Peering into cracked cathodes

Lithium-ion batteries can fall into two general types. Liquid-electrolyte systems, which potentially have safety concerns arising from flammability of the electrolyte, and solid-electrolyte systems, which both address these safety issues and possess increased energy density, but suffer from degradation of the cathode. Now, Xueli Zheng and colleagues investigate the complex and interlinked electro-chemo-mechanical degradation mechanisms of a layered oxide cathode (Sci. Adv. 11, eady7189; 2025).

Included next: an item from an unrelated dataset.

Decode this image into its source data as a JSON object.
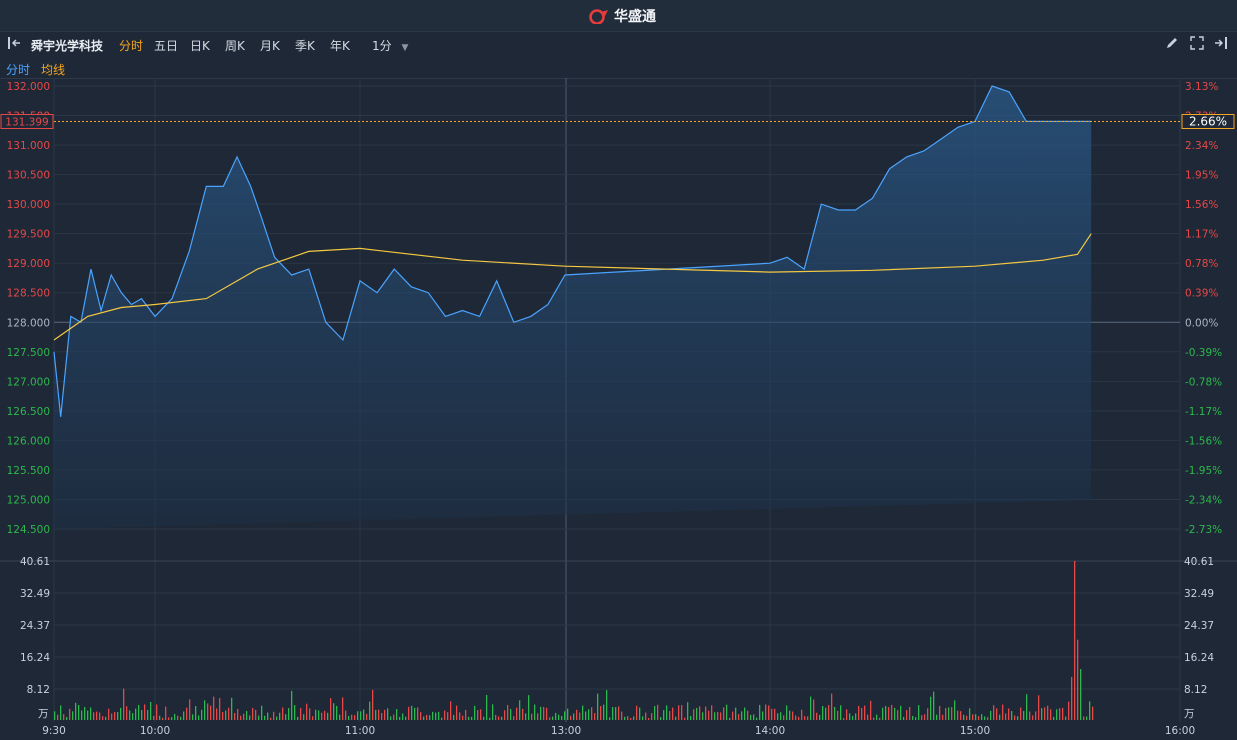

Zheng and colleagues used a full-field transmission X-ray microscope to image a NMC811 particle in its discharged state after a Li_xIn|Li₆PS₅Cl|NMC811 full battery is cycled six times. By performing three-dimensional (3D) imaging to measure Ni K-edge energy, they can image both the morphology and Ni chemical state, and so the state of charge (SOC), throughout a NMC811 particle (see image, the left two panels where blue indicates maximal discharge). The distribution of lower valence Ni states within the interior of the particle is heterogeneous, while 2D slicing of the 3D tomography (right two panels; scale bar, 1 μm) shows internal cracking. In addition, some internal domains show complete isolation as they have a high SOC compared with their surroundings (see middle column of three panels, where the top panel shows X-ray absorption, the middle panel tomography and the bottom panel the overlap of both datasets; scale bar, 3 μm). Liquid electrolytes can still access these isolated domains through infiltration, but solid electrolytes cannot, and so that capacity becomes inaccessible. Zheng and colleagues conclude that capacity decay in NMC811 arises from a vicious cycle of chemical and mechanical effects. Lithium diffusion from the sulfide electrolyte into NMC811 is heterogeneous. As each grain expands and contracts upon repeated lithiation and delithiation, cracks form between grains preventing intergranular lithium diffusion. Some domains become isolated, inducing non-uniform SOC across the particle as a whole, exacerbating mechanical stress and stress gradients, causing further crack formation.